De dokter keek opnieuw door 't keukenvenster en de veldwachter naar het venster van de kamer lopend, zag, als in een weerlicht, de grote hond, die tussen de bedden huppelde en een dreigende gestalte, die hem achtervolgde.
Verbaasd slaakte hij een kreet, en hevig met de beide vuisten op het venster slaand:
- Ja maar, ja maar, zó niet, zulde, baas Rooze ! schreeuwde hij. — Wij komen hier in name der Wet om u te enten en ge moet seffens opendoen ofwel we breken in !
En met een drietal schreden stond hij terug vóór de deur, waarvan de klink nogmaals geweldig rinkelde. Nonkelken en Stien, de vrouw en haar kinderen, schier zinneloos van schrik, waren echter in hun weerstand vastbesloten; zij fluisterden maar één en 't zelfde woord: niet opendoen. Nonkelken, zonder te antwoorden, schouderde zijn roer, en Stien, de benen opensperrend, nam de zware stok in zijn beide handen, die hij ophief.

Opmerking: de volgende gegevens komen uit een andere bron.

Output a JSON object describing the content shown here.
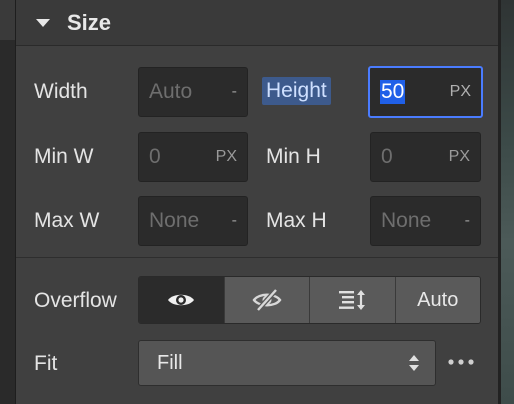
{
  "section": {
    "title": "Size"
  },
  "width": {
    "label": "Width",
    "value": "Auto",
    "unit": "-"
  },
  "height": {
    "label": "Height",
    "value": "50",
    "unit": "PX"
  },
  "min_w": {
    "label": "Min W",
    "value": "0",
    "unit": "PX"
  },
  "min_h": {
    "label": "Min H",
    "value": "0",
    "unit": "PX"
  },
  "max_w": {
    "label": "Max W",
    "value": "None",
    "unit": "-"
  },
  "max_h": {
    "label": "Max H",
    "value": "None",
    "unit": "-"
  },
  "overflow": {
    "label": "Overflow",
    "options": [
      {
        "icon": "eye-icon",
        "selected": true
      },
      {
        "icon": "eye-slash-icon",
        "selected": false
      },
      {
        "icon": "scroll-icon",
        "selected": false
      },
      {
        "label": "Auto",
        "selected": false
      }
    ]
  },
  "fit": {
    "label": "Fit",
    "value": "Fill"
  },
  "colors": {
    "panel_bg": "#404040",
    "field_bg": "#2b2b2b",
    "accent_blue": "#4a7cff",
    "selection_blue": "#2060e8"
  }
}
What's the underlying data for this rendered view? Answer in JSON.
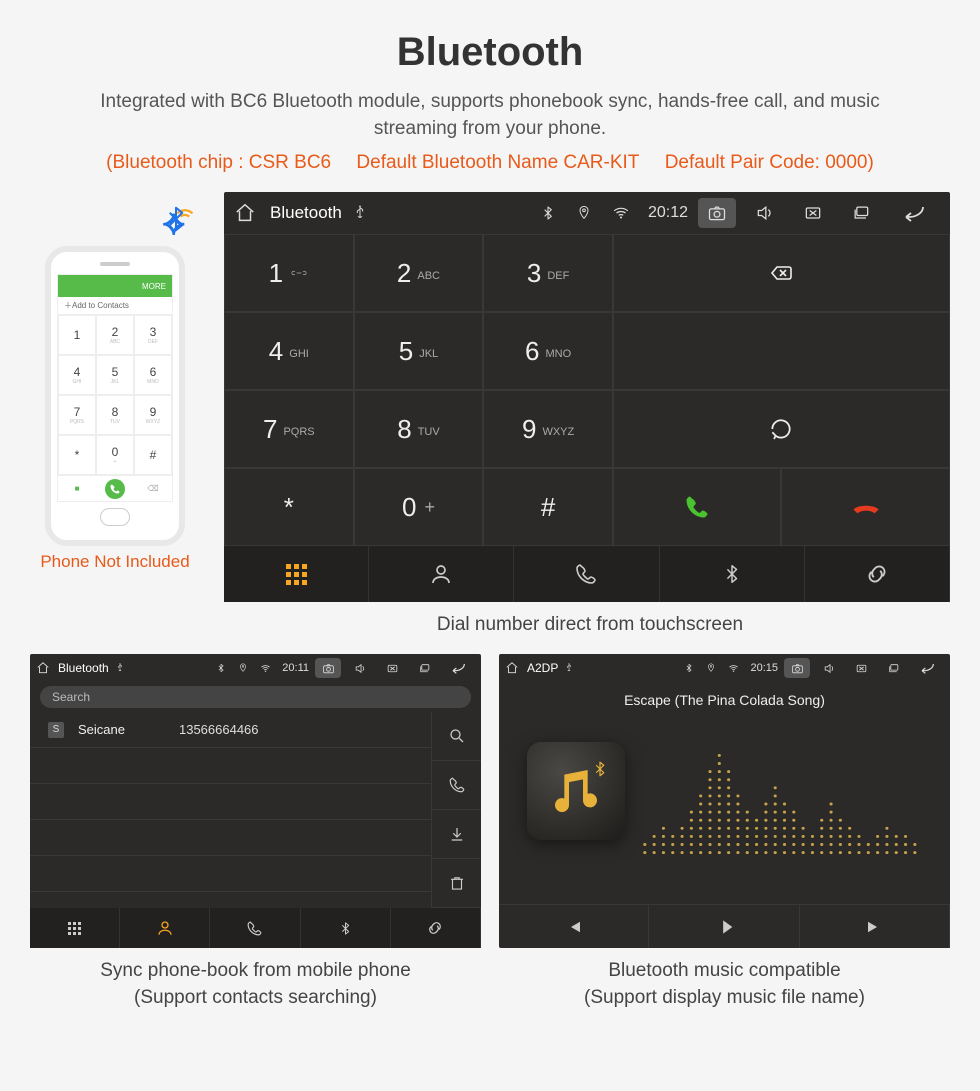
{
  "page": {
    "title": "Bluetooth",
    "subtitle": "Integrated with BC6 Bluetooth module, supports phonebook sync, hands-free call, and music streaming from your phone.",
    "spec_chip": "(Bluetooth chip : CSR BC6",
    "spec_name": "Default Bluetooth Name CAR-KIT",
    "spec_code": "Default Pair Code: 0000)"
  },
  "phone": {
    "top_more": "MORE",
    "add_contacts": "Add to Contacts",
    "not_included": "Phone Not Included",
    "keys": [
      {
        "d": "1",
        "s": ""
      },
      {
        "d": "2",
        "s": "ABC"
      },
      {
        "d": "3",
        "s": "DEF"
      },
      {
        "d": "4",
        "s": "GHI"
      },
      {
        "d": "5",
        "s": "JKL"
      },
      {
        "d": "6",
        "s": "MNO"
      },
      {
        "d": "7",
        "s": "PQRS"
      },
      {
        "d": "8",
        "s": "TUV"
      },
      {
        "d": "9",
        "s": "WXYZ"
      },
      {
        "d": "*",
        "s": ""
      },
      {
        "d": "0",
        "s": "+"
      },
      {
        "d": "#",
        "s": ""
      }
    ]
  },
  "hu_main": {
    "title": "Bluetooth",
    "time": "20:12",
    "caption": "Dial number direct from touchscreen",
    "keys": [
      {
        "d": "1",
        "s": "∞"
      },
      {
        "d": "2",
        "s": "ABC"
      },
      {
        "d": "3",
        "s": "DEF"
      },
      {
        "d": "4",
        "s": "GHI"
      },
      {
        "d": "5",
        "s": "JKL"
      },
      {
        "d": "6",
        "s": "MNO"
      },
      {
        "d": "7",
        "s": "PQRS"
      },
      {
        "d": "8",
        "s": "TUV"
      },
      {
        "d": "9",
        "s": "WXYZ"
      },
      {
        "d": "*",
        "s": ""
      },
      {
        "d": "0",
        "s": "+",
        "inline": true
      },
      {
        "d": "#",
        "s": ""
      }
    ]
  },
  "hu_contacts": {
    "title": "Bluetooth",
    "time": "20:11",
    "search": "Search",
    "row": {
      "letter": "S",
      "name": "Seicane",
      "number": "13566664466"
    },
    "caption1": "Sync phone-book from mobile phone",
    "caption2": "(Support contacts searching)"
  },
  "hu_music": {
    "title": "A2DP",
    "time": "20:15",
    "song": "Escape (The Pina Colada Song)",
    "caption1": "Bluetooth music compatible",
    "caption2": "(Support display music file name)"
  }
}
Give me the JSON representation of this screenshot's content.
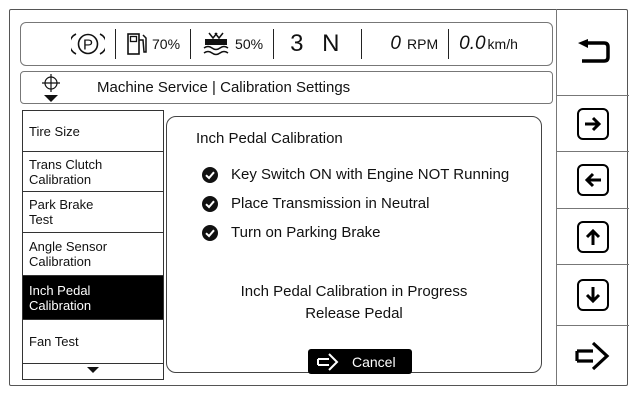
{
  "status_bar": {
    "park_symbol": "P",
    "fuel_percent": "70%",
    "def_percent": "50%",
    "gear": "3 N",
    "rpm_value": "0",
    "rpm_unit": "RPM",
    "speed_value": "0.0",
    "speed_unit": "km/h"
  },
  "breadcrumb": {
    "text": "Machine Service | Calibration Settings"
  },
  "sidebar": {
    "items": [
      {
        "label": "Tire Size"
      },
      {
        "label": "Trans Clutch\nCalibration"
      },
      {
        "label": "Park Brake\nTest"
      },
      {
        "label": "Angle Sensor\nCalibration"
      },
      {
        "label": "Inch Pedal\nCalibration",
        "active": true
      },
      {
        "label": "Fan Test"
      }
    ]
  },
  "panel": {
    "title": "Inch Pedal Calibration",
    "checklist": [
      "Key Switch ON with Engine NOT Running",
      "Place Transmission in Neutral",
      "Turn on Parking Brake"
    ],
    "progress_line1": "Inch Pedal Calibration in Progress",
    "progress_line2": "Release Pedal",
    "cancel_label": "Cancel"
  },
  "nav_buttons": {
    "icons": [
      "back-icon",
      "arrow-right-icon",
      "arrow-left-icon",
      "arrow-up-icon",
      "arrow-down-icon",
      "enter-icon"
    ]
  }
}
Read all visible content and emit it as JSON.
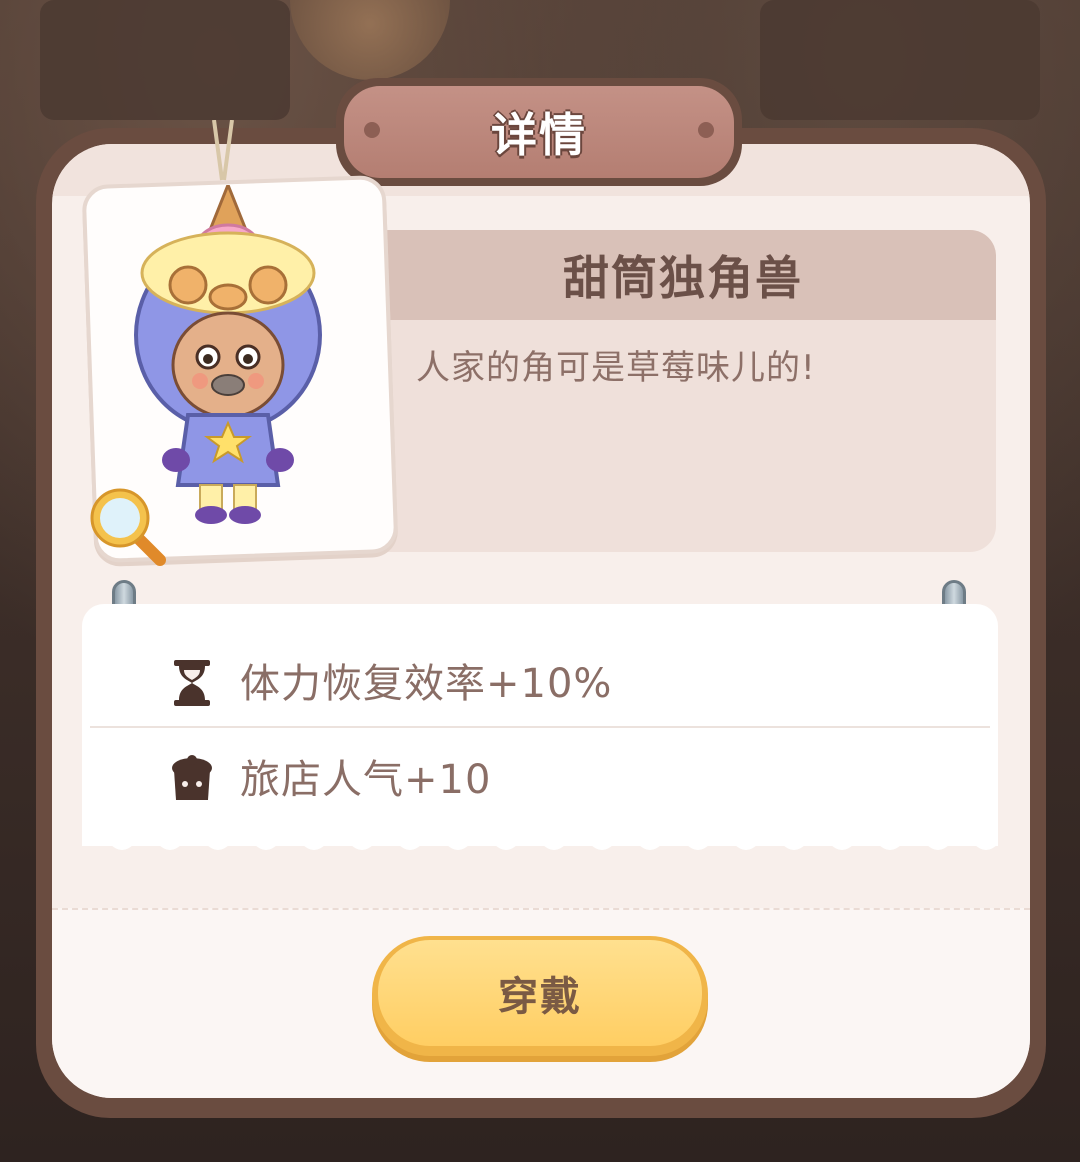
{
  "dialog": {
    "title": "详情"
  },
  "item": {
    "name": "甜筒独角兽",
    "description": "人家的角可是草莓味儿的!"
  },
  "effects": [
    {
      "icon": "hourglass-icon",
      "text": "体力恢复效率+10%"
    },
    {
      "icon": "popularity-cake-icon",
      "text": "旅店人气+10"
    }
  ],
  "actions": {
    "wear_label": "穿戴"
  },
  "colors": {
    "panel_border": "#6a4c40",
    "panel_fill": "#f8efeb",
    "title_plaque": "#b47e72",
    "button_fill": "#ffce63",
    "text_brown": "#8a6e66"
  }
}
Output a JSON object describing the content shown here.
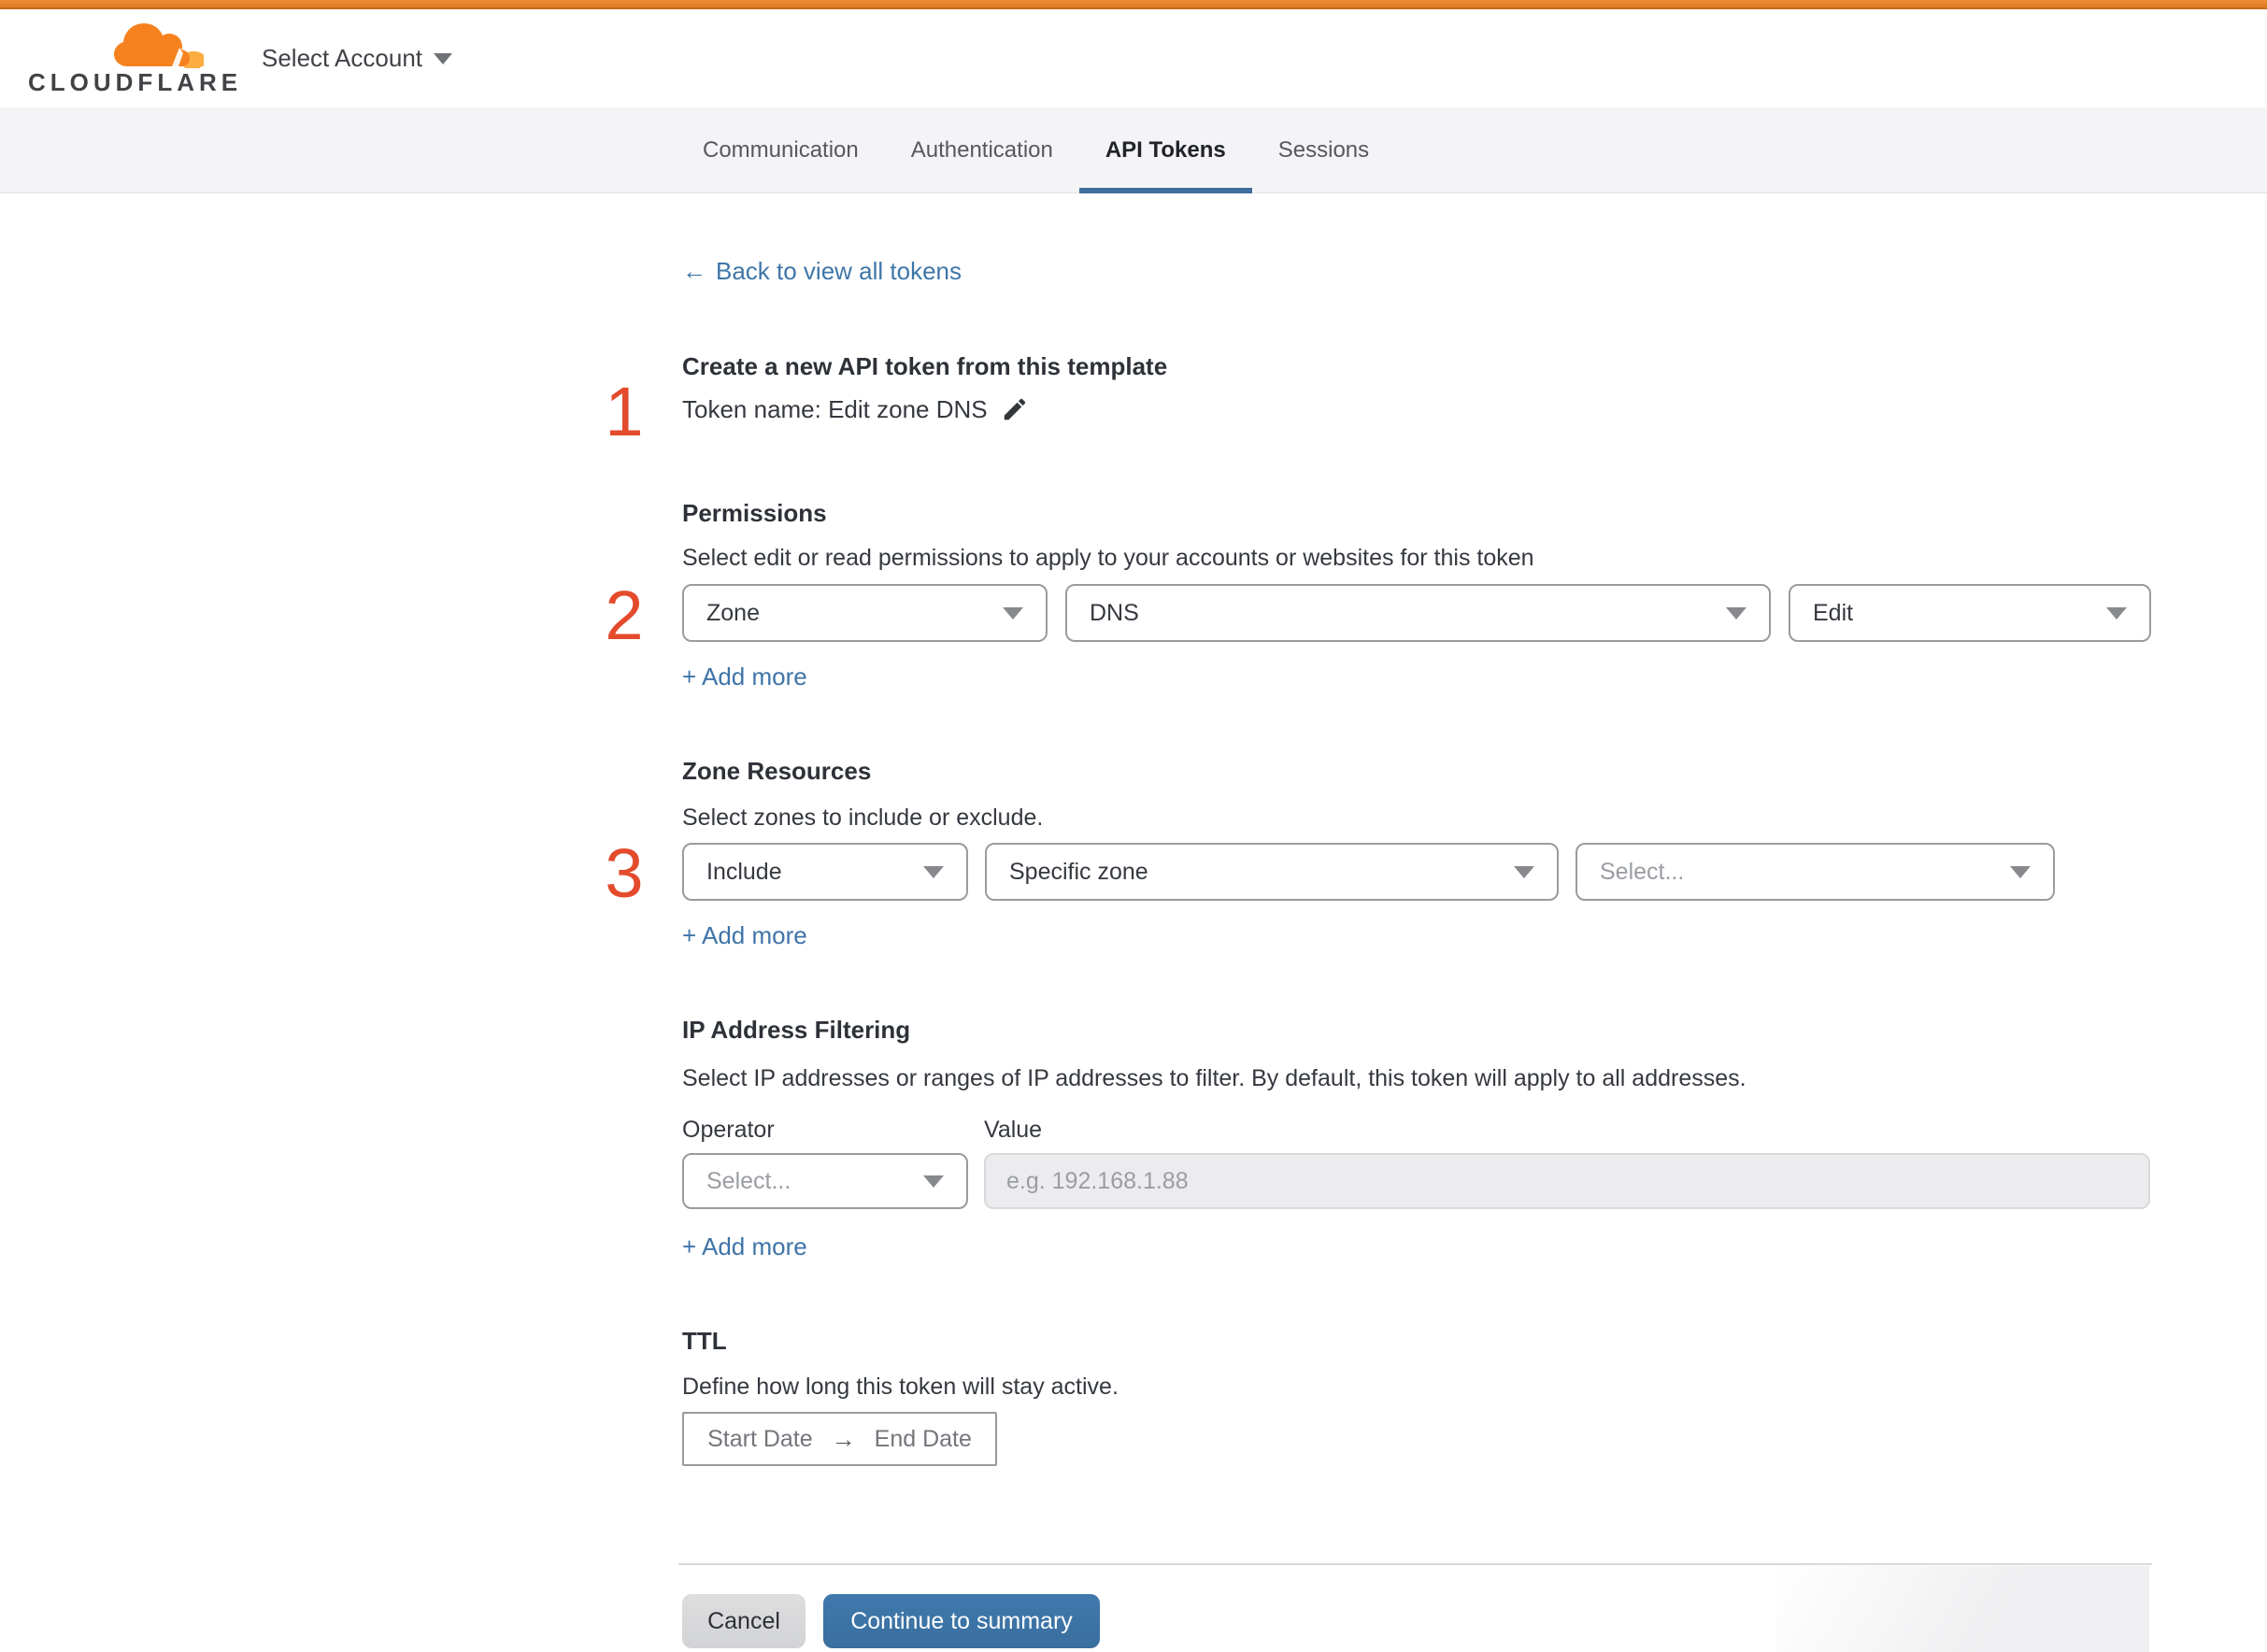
{
  "header": {
    "logo_wordmark": "CLOUDFLARE",
    "account_selector_label": "Select Account"
  },
  "tabs": {
    "items": [
      {
        "label": "Communication",
        "active": false
      },
      {
        "label": "Authentication",
        "active": false
      },
      {
        "label": "API Tokens",
        "active": true
      },
      {
        "label": "Sessions",
        "active": false
      }
    ]
  },
  "back_link": {
    "arrow": "←",
    "label": "Back to view all tokens"
  },
  "sections": {
    "template": {
      "step_number": "1",
      "title": "Create a new API token from this template",
      "token_name_label": "Token name: Edit zone DNS"
    },
    "permissions": {
      "step_number": "2",
      "title": "Permissions",
      "description": "Select edit or read permissions to apply to your accounts or websites for this token",
      "dropdowns": [
        {
          "value": "Zone",
          "is_placeholder": false
        },
        {
          "value": "DNS",
          "is_placeholder": false
        },
        {
          "value": "Edit",
          "is_placeholder": false
        }
      ],
      "add_more_label": "+ Add more"
    },
    "zone_resources": {
      "step_number": "3",
      "title": "Zone Resources",
      "description": "Select zones to include or exclude.",
      "dropdowns": [
        {
          "value": "Include",
          "is_placeholder": false
        },
        {
          "value": "Specific zone",
          "is_placeholder": false
        },
        {
          "value": "Select...",
          "is_placeholder": true
        }
      ],
      "add_more_label": "+ Add more"
    },
    "ip_filtering": {
      "title": "IP Address Filtering",
      "description": "Select IP addresses or ranges of IP addresses to filter. By default, this token will apply to all addresses.",
      "operator_label": "Operator",
      "value_label": "Value",
      "operator_dropdown_value": "Select...",
      "value_placeholder": "e.g. 192.168.1.88",
      "add_more_label": "+ Add more"
    },
    "ttl": {
      "title": "TTL",
      "description": "Define how long this token will stay active.",
      "start_date_label": "Start Date",
      "arrow": "→",
      "end_date_label": "End Date"
    }
  },
  "footer": {
    "cancel_label": "Cancel",
    "continue_label": "Continue to summary"
  },
  "colors": {
    "brand_orange": "#e8822d",
    "step_number_red": "#e34b2c",
    "link_blue": "#3e76a8",
    "tab_underline_blue": "#3e6f9e",
    "primary_button_blue": "#3c74a6",
    "tabbar_background": "#f4f4f6",
    "disabled_input_background": "#ececee"
  }
}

— Asa, gaat het aan ! schreeuwde de veldwachter, nog eens vóór het raam verschijnend.
Poeff. ..
't Geweer ontplofte, zond zijn lading zaad vlak in de zoldertrap, vervulde de keuken met rook. Het vrouwvolk had een vreselijke kreet geslaakt en de hond, als razend, was grollend en blaffend naar de voordeur gesprongen.
Rood en ontsteld verscheen 't gelaat van de veldwachter een laatste maal voor de reeds duister wordende ruiten.
— 't Is goed; 't is goed ! riep hij dreigend, met vlammende ogen en gebalde vuist, — wij zullen u vinden, man !
En haastig keerde hij zich om en stapte met de dokter van het hof.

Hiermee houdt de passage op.